Processed transactions for the quarter were up 14 percent, to 9.8 billion, while cross-border volume rose 17 percent, MasterCard said.

As a company, MasterCard reported net revenue for the quarter of $2.18 billion, up 14 percent from $1.91 billion. Net income also was up 14 percent, to $870 million from $766 million.

For U.S. credit and charge programs, purchase sales volume totaled $138 billion, up 8.7 percent from $127 billion during the same period last year. Payments transaction volume totaled 1.51 billion, up 4.9 percent from 1.44 billion. Cash volume rose 16.7 percent, to $7 billion from $6 billion, while cash transaction volume remained stead at 6 million.

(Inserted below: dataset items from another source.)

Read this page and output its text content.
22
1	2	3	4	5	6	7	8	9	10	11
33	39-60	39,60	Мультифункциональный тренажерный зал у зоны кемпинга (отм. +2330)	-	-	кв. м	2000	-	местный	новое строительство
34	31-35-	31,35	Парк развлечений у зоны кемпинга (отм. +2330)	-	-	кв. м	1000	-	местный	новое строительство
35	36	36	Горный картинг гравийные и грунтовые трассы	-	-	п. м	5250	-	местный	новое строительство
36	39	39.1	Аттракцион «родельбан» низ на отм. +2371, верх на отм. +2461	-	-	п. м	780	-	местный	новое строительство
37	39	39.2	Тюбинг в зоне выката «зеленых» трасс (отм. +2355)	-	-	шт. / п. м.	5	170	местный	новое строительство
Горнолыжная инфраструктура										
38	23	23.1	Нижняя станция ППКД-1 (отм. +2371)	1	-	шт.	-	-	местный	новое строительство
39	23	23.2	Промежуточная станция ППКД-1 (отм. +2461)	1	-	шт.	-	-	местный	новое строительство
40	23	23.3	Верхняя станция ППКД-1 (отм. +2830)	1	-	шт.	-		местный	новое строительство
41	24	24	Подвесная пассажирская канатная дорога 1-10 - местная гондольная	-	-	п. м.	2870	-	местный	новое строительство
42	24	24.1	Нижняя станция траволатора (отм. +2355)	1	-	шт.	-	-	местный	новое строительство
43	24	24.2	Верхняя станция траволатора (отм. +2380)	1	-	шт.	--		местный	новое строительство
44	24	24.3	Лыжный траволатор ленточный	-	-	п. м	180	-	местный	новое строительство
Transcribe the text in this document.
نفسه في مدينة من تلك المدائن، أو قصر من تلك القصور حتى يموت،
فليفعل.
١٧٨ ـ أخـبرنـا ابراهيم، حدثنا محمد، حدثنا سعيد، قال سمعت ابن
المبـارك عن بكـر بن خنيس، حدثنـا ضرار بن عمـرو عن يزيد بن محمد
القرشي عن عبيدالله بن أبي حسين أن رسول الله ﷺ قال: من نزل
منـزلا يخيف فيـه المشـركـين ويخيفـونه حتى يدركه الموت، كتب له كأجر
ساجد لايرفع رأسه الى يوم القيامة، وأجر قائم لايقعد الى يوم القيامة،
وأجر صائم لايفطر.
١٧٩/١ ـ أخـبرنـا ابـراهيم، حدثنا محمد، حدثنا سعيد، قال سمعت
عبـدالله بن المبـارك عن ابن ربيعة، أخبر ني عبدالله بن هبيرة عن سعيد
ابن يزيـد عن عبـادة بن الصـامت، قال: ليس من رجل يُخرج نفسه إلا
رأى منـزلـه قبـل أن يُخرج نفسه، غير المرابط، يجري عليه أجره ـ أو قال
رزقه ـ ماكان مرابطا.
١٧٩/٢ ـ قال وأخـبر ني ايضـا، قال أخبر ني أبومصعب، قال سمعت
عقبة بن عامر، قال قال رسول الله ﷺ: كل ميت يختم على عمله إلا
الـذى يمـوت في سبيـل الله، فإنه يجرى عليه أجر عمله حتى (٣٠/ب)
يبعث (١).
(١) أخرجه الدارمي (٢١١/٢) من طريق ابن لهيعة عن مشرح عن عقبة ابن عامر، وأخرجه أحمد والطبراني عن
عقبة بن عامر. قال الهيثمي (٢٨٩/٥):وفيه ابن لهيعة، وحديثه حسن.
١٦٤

Through March 31, there were 147 million U.S. credit and charge card accounts, up 5 percent from 140 million a year earlier. Total U.S. credit cards were 181 million, up 3.4 percent from 175 million.

For International credit programs, payments volume totaled $381 billion, up 8.9 percent from $350 billion. Payments transaction volume totaled 4.62 billion, up 13.2 percent from $4.08 billion. Cash volume held steady at $48 billion. Cash transaction volume rose 3.7 percent, to 198 million from 191 million.

Through March 31, there were 500 million non-U.S. credit card accounts, up 5.5 percent from 474 million a year earlier. Total non-U.S. credit cards were 566 million, up 5.2 percent from 538 million.

For U.S. debit programs, payments volume totaled $130 billion, up 2.4 percent from $127 billion. Payments transaction volume totaled 3.21 billion, up 9.9 percent from 2.92 billion. Cash volume totaled $44 billion, up 7.3 percent from $41 billion. Cash transaction volume rose 3.4 percent, to 305 million from 295 million.

Through March 31, there were 157 million U.S. debit card accounts, up 12.1 percent from 140 million a year earlier. Total U.S. debit cards were 162 million, up 13.3 percent from 143 million.

For non-U.S. debit programs, payments volume totaled $110 billion, up 18.3 percent from $93 billion. Payments transaction volume totaled 2.34 billion, up 29.3 percent from 1.81 billion. Cash volume totaled $186 billion, up 14.8 percent from $162 billion. Cash transaction volume rose 22.7 percent, to 1.46 billion from 1.19 million.

Through March 31, there were 390 million non-U.S. U.S. debit card accounts, up 29.6 percent from 301 million a year earlier. Total non-U.S. debit cards were 401 million, up 29.4 percent from 310 million.